Limited morphological observations led Pates and Wolfe to use phylogenetic analysis to compare Utaurora with arthropods, copepods, and other panpods from 43 fossil and 11 living taxa.

Wolfe said: "The initial phylogenetic analysis showed that it was most closely related to Opabinia. We then conducted more tests and used different evolutionary models and datasets to examine this result to visualize the different kinds of relationships that this fossil might have. ”

Unlike Opabinia, Utaurora was found in the Cambrian Burgess Shale in British Columbia, Canada, and while also Cambrian, it is millions of years younger than Opabinia. "This means that Opabinia is not the only opabiniid, Opabinia is not a unique species as we think it is," Pates said. ”

When Utaurora was first described as radiodont in 2008, scientists thought opabiniids and radiodonts formed a monophyletic group called dinocarids. But over the past 10 to 15 years, scientists have discovered more than 10 new radiolarian species, which makes it possible to see slightly different places between opabiniids and radiodonts.

"We also have more phylogenetic tools to look at our results," Pates says, "and based on morphology alone, you can show that Utaurora is a strange radiodnt, and you can also show that the concept of dinocarid is being re-proposed." But our phylogenetic dataset and analysis support Utaurora's 68% of trees retrieved by analyzing data as an opabiniid, but only 0.04% of trees are radiodont. ”
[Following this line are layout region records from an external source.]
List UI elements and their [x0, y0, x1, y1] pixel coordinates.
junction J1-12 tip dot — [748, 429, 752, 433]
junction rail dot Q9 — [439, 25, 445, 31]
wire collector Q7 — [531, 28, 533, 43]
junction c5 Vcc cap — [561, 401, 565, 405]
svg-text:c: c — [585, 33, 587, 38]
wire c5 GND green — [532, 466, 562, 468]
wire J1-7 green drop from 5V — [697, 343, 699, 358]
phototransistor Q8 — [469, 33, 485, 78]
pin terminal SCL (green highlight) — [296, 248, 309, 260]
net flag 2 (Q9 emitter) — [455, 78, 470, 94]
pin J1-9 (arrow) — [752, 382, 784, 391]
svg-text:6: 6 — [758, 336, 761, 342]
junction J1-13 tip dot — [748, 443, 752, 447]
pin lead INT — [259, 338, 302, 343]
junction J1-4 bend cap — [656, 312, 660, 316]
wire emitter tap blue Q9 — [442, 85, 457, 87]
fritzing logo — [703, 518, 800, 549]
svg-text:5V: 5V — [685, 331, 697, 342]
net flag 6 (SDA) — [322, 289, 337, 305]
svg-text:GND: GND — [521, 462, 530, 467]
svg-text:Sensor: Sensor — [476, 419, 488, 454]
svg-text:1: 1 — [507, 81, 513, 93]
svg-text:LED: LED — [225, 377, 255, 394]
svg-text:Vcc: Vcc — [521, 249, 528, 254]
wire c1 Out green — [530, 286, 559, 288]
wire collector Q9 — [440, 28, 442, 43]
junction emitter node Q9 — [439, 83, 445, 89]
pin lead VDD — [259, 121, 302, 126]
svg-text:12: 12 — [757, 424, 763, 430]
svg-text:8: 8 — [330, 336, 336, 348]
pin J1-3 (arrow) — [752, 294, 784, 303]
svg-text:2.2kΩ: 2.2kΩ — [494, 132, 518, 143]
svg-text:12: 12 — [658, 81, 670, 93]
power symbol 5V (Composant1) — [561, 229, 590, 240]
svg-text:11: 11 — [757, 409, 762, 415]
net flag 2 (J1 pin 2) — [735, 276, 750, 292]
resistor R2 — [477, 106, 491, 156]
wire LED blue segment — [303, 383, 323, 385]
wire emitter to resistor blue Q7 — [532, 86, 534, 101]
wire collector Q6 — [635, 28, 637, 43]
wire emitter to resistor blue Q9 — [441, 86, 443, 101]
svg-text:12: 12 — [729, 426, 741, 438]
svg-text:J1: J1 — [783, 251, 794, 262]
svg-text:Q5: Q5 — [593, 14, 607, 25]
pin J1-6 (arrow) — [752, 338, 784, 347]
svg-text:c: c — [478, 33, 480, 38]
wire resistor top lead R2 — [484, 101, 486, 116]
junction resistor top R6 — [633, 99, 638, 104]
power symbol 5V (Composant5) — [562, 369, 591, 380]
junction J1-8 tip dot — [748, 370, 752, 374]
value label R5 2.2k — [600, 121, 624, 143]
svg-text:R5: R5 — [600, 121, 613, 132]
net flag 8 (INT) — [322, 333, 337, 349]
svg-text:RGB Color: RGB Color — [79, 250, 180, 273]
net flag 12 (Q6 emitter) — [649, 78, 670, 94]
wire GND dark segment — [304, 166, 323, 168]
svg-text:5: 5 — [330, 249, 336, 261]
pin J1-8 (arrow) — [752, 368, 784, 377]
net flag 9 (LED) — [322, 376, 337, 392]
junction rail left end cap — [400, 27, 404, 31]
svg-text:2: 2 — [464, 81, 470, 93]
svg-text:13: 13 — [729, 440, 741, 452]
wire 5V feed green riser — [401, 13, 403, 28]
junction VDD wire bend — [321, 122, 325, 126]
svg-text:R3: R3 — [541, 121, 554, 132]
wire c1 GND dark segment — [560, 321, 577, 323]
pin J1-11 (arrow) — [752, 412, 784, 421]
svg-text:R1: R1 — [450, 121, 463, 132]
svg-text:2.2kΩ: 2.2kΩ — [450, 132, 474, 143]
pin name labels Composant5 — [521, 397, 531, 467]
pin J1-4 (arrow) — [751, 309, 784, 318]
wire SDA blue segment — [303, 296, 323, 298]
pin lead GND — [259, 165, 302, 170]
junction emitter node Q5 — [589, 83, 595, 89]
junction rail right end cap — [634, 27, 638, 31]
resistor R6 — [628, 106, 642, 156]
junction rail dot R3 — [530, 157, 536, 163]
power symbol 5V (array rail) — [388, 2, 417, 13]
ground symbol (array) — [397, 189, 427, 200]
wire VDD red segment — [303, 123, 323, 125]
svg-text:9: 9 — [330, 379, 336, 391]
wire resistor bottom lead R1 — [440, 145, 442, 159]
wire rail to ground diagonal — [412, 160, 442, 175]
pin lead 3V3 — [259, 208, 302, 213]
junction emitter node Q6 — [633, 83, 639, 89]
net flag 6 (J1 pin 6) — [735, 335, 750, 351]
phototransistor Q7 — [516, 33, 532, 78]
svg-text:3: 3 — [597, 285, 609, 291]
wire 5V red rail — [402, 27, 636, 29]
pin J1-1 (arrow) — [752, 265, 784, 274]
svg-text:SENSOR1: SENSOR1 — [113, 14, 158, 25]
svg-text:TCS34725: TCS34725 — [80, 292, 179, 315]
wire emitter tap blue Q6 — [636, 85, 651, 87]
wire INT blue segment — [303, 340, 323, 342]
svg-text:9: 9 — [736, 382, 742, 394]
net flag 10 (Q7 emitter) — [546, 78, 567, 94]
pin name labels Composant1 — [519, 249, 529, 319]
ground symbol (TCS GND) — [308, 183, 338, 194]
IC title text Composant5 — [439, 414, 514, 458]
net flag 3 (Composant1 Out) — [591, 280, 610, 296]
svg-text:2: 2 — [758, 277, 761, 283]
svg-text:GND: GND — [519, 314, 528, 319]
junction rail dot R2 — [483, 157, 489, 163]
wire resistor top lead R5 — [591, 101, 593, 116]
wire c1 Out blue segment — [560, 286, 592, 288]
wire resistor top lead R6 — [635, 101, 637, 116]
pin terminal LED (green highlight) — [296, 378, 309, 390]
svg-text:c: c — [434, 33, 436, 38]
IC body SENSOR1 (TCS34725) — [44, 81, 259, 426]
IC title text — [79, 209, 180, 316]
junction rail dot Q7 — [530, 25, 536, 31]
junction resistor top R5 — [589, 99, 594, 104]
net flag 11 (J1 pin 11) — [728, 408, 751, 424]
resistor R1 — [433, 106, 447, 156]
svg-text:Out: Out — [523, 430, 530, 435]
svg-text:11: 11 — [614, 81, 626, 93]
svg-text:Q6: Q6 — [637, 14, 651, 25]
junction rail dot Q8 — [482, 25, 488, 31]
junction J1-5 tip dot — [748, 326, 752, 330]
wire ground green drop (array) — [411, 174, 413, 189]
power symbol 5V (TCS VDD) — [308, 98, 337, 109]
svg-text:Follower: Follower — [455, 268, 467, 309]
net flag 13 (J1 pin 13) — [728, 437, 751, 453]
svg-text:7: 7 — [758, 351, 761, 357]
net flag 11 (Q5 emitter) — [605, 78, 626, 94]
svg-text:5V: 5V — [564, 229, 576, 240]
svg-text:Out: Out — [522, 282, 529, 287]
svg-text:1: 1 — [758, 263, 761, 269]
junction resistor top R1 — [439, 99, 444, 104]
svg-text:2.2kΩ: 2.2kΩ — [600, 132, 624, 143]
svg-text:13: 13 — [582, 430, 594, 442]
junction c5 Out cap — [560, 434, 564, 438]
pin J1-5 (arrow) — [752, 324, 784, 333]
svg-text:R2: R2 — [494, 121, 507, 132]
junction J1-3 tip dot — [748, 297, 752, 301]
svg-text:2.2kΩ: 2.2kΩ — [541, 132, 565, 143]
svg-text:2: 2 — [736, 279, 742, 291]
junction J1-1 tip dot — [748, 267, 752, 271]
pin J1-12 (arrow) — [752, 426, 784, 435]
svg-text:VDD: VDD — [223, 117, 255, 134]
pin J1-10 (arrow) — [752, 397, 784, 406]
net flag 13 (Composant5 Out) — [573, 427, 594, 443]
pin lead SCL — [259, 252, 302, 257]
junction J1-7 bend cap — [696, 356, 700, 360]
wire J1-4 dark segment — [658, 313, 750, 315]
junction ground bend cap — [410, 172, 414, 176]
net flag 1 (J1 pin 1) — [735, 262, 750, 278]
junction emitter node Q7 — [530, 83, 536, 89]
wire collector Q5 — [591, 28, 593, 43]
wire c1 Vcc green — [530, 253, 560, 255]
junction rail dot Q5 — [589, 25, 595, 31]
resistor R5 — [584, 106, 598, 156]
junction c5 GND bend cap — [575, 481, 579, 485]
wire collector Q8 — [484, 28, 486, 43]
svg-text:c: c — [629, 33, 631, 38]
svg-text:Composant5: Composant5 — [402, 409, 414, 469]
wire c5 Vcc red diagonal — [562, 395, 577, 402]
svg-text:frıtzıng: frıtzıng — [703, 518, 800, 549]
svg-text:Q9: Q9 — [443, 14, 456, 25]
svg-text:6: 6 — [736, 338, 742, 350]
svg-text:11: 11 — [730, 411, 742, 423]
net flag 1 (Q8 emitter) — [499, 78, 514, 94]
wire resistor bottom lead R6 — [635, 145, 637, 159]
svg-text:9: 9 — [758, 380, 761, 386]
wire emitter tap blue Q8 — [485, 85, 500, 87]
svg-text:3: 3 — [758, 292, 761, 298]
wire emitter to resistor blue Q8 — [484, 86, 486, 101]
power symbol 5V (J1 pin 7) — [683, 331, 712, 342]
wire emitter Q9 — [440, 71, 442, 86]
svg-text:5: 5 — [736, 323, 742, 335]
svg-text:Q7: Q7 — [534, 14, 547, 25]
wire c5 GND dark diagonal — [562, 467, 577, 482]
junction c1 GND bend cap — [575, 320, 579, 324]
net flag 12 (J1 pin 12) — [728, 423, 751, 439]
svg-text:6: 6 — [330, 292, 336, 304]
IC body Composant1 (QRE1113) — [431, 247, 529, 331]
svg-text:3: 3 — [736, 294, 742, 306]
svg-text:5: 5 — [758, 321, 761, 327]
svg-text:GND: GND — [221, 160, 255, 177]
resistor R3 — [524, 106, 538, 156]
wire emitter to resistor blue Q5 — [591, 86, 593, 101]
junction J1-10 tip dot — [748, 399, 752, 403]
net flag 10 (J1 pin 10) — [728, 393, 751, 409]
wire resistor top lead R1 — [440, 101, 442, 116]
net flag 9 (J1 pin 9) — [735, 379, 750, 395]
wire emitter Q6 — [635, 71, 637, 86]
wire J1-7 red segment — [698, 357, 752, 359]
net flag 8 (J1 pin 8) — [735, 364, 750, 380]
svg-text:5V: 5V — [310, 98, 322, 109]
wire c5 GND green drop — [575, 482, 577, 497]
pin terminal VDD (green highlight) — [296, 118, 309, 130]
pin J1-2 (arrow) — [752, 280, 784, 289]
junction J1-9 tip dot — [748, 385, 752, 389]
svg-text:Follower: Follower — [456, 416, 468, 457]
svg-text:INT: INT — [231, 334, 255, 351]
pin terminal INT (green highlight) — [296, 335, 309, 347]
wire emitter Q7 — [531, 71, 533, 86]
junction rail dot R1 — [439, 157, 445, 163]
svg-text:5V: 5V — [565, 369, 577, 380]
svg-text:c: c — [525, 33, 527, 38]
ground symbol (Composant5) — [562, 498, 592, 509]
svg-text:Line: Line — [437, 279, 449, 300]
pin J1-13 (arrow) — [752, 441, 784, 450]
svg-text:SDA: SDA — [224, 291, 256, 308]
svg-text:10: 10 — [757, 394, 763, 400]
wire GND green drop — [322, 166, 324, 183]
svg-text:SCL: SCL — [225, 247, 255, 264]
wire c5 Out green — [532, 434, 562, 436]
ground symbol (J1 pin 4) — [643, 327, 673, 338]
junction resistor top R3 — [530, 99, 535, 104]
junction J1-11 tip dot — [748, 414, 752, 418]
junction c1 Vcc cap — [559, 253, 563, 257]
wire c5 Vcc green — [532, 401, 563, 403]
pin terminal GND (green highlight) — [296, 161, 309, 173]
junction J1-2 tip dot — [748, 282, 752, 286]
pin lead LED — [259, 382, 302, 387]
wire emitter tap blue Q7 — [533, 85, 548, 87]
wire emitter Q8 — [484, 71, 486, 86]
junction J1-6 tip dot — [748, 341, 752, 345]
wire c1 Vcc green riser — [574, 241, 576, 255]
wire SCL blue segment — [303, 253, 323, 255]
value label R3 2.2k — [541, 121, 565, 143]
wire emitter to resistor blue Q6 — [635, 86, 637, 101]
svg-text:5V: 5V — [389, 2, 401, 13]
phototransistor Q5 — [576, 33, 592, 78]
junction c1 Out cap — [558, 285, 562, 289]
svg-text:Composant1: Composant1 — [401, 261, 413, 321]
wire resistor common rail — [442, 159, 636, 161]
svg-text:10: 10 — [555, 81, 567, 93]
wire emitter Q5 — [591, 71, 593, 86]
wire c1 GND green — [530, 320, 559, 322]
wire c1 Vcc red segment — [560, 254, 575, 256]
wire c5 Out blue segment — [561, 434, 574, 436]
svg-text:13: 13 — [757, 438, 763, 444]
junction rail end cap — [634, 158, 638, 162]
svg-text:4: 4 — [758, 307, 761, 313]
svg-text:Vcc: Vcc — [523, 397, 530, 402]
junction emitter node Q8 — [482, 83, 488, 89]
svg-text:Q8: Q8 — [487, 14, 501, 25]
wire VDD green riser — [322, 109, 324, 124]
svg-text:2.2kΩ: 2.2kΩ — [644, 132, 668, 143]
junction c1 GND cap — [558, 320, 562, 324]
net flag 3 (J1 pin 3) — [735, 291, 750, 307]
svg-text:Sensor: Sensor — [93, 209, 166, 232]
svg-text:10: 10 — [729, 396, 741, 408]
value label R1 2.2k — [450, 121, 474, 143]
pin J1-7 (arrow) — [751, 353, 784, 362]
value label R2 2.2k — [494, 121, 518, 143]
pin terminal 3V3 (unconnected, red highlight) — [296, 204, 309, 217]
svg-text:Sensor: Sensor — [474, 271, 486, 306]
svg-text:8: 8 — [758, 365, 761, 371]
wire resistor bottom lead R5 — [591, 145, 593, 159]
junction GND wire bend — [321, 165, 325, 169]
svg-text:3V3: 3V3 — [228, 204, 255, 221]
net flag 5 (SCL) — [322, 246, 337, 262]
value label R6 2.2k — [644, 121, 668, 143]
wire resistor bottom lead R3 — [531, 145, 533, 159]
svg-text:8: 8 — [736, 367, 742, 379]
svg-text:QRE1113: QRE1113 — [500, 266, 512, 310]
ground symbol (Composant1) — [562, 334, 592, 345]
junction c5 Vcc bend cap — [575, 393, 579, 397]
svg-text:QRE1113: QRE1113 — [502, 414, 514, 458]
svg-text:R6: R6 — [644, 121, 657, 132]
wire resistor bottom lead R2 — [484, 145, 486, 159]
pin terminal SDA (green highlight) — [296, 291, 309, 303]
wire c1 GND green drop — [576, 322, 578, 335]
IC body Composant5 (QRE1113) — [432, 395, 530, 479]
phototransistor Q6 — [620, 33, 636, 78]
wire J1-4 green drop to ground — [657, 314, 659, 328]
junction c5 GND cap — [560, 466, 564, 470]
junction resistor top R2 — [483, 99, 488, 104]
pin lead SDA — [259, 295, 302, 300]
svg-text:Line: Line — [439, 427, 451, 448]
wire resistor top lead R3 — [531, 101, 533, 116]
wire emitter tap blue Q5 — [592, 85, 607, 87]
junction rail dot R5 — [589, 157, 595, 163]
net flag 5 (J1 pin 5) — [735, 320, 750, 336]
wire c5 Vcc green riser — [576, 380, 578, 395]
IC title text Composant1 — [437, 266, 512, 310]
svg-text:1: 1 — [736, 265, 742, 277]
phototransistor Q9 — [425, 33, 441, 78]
"Wonderful Life and the descriptions of these fossils occurred before the current evolutionary paradigm. The similarities between Opabinia and Anomalocaris were not really understood at the time. We now know that these animals represent a phase of extinction in evolution associated with modern arthropods. And we have tools that go beyond qualitative comparison of morphological characteristics, allowing for a more definitive localization in the animal's tree of life," Wolfe said.